Satyajit Rout

34 - How to differentiate between decisions using a decision matrix

01-03-2023

Decision Making

I went from being stressed by too many daily decisions to having time for the truly important and big decisions with a simple change. You can learn the basics in two minutes. And like any good system it works everywhere–work and life.

We often spend too much time on the small decisions and not enough on the big ones. Some of it is fear. We don’t want to tackle the big bad problem just yet. Most of it is a lack of differentiation–we treat all decisions the same.

No one remembers how well you crafted an internal email to put out a fire, if those fires happen every day. I bet even you don’t recall your best email from yesterday.

Through a simple system of transfer of time from the small to the big decisions, we can create more mental space for the tough decisions.
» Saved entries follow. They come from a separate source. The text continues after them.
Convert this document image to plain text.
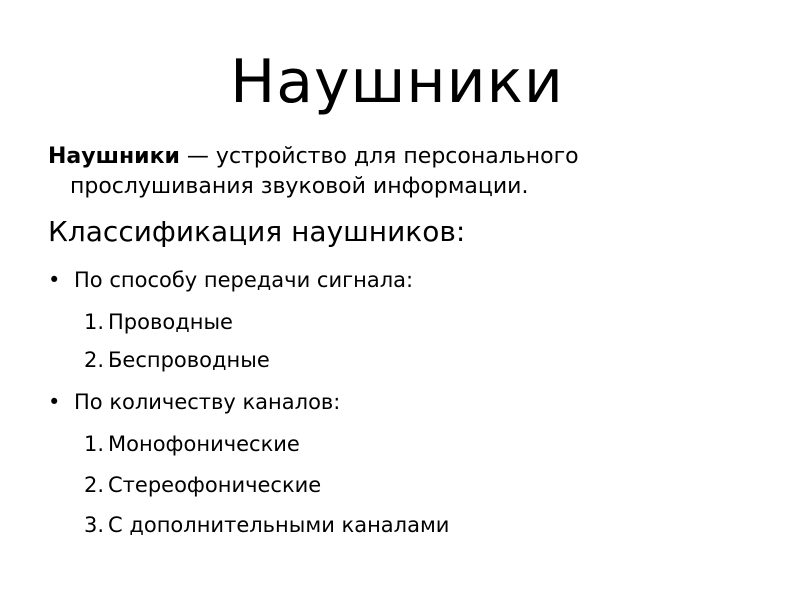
Наушники
Наушники — устройство для персонального
прослушивания звуковой информации.
Классификация наушников:
• По способу передачи сигнала:
1. Проводные
2. Беспроводные
• По количеству каналов:
1. Монофонические
2. Стереофонические
3. С дополнительными каналами
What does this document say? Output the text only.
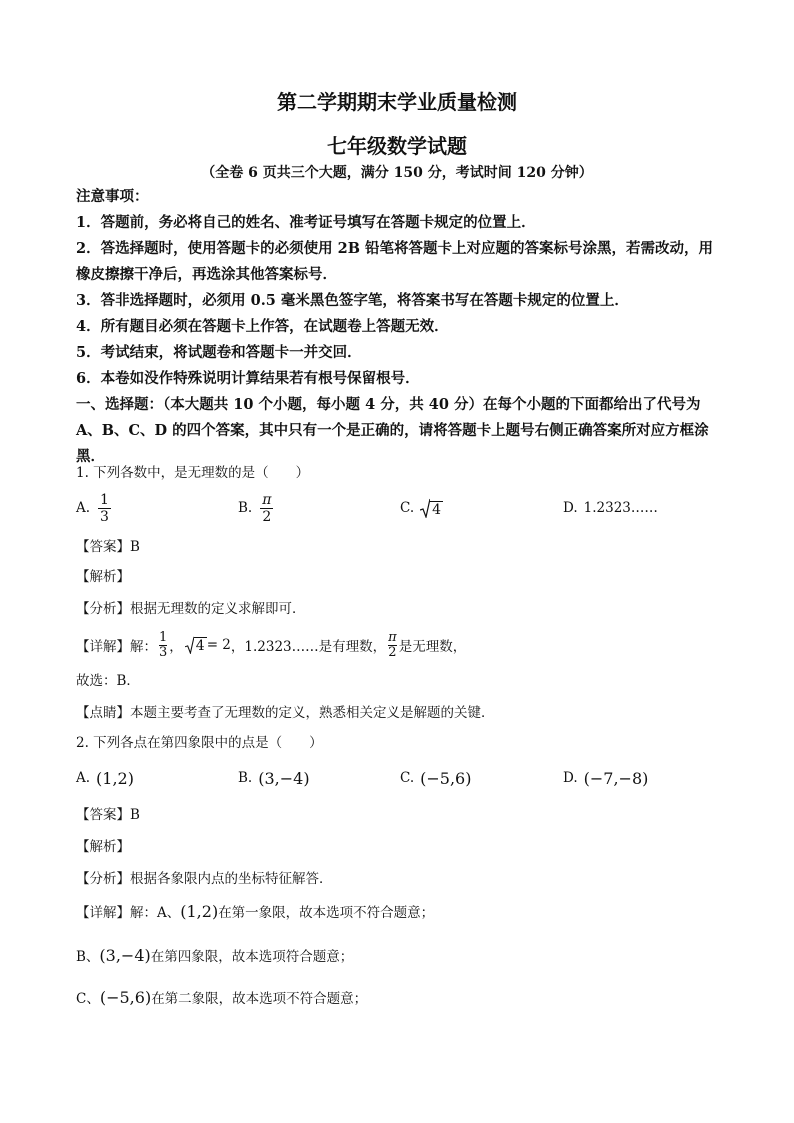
第二学期期末学业质量检测
七年级数学试题
（全卷 6 页共三个大题，满分 150 分，考试时间 120 分钟）
注意事项：
1．答题前，务必将自己的姓名、准考证号填写在答题卡规定的位置上．
2．答选择题时，使用答题卡的必须使用 2B 铅笔将答题卡上对应题的答案标号涂黑，若需改动，用橡皮擦擦干净后，再选涂其他答案标号．
3．答非选择题时，必须用 0.5 毫米黑色签字笔，将答案书写在答题卡规定的位置上．
4．所有题目必须在答题卡上作答，在试题卷上答题无效．
5．考试结束，将试题卷和答题卡一并交回．
6．本卷如没作特殊说明计算结果若有根号保留根号．
一、选择题：（本大题共 10 个小题，每小题 4 分，共 40 分）在每个小题的下面都给出了代号为 A、B、C、D 的四个答案，其中只有一个是正确的，请将答题卡上题号右侧正确答案所对应方框涂黑．
1. 下列各数中，是无理数的是（　　）
A. $\frac{1}{3}$	B. $\frac{\pi}{2}$	C. 4	D. 1.2323……
【答案】B
【解析】
【分析】根据无理数的定义求解即可．
【详解】解： $\frac{1}{3}$ ， 4 = 2 ， 1.2323……是有理数， $\frac{\pi}{2}$ 是无理数，
故选：B．
【点睛】本题主要考查了无理数的定义，熟悉相关定义是解题的关键．
2. 下列各点在第四象限中的点是（　　）
A. (1,2)	B. (3,−4)	C. (−5,6)	D. (−7,−8)
【答案】B
【解析】
【分析】根据各象限内点的坐标特征解答．
【详解】解：A、 (1,2) 在第一象限，故本选项不符合题意；
B、 (3,−4) 在第四象限，故本选项符合题意；
C、 (−5,6) 在第二象限，故本选项不符合题意；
For that we need an easy way to tell big from small.

Decisions fall into a simple 2X2 matrix of consequential vs. inconsequential and

reversible vs. irreversible. This is something I learned from a decision-making course by Farnam Street.

All the big decisions in our lives–whom we spend our lives with or whether to buy a house–are consequential and irreversible. They deeply affect our future and we can’t go back once we make them. These are the “Lead Domino” decisions. They are connected to everything else–family, freedom, fulfillment.

All other decision quadrants are where we need to spend less and less time. These apply to tasks ranging from those that produce marginal results to those that are downright unproductive. Outsource, delegate, offload. Tip: Get the person most affected by the decision to make it. But also coach them. Remember it’s a big decision for them.

What the 2X2 Decision Matrix does is examine our excuse for busyness by pointing and asking: This is what is most important; are you spending your time here? It forces us to allocate time to our best interests.

So take a piece of paper. List down all the decisions on your mind. Fit them in the decision matrix. Are you spending your time well?

Note: The 2X2 Decision Matrix is consistent with Jeff Bezos’ one-way-door and product guru Shreyas Doshi’s leverage-neutral-overhead task frameworks.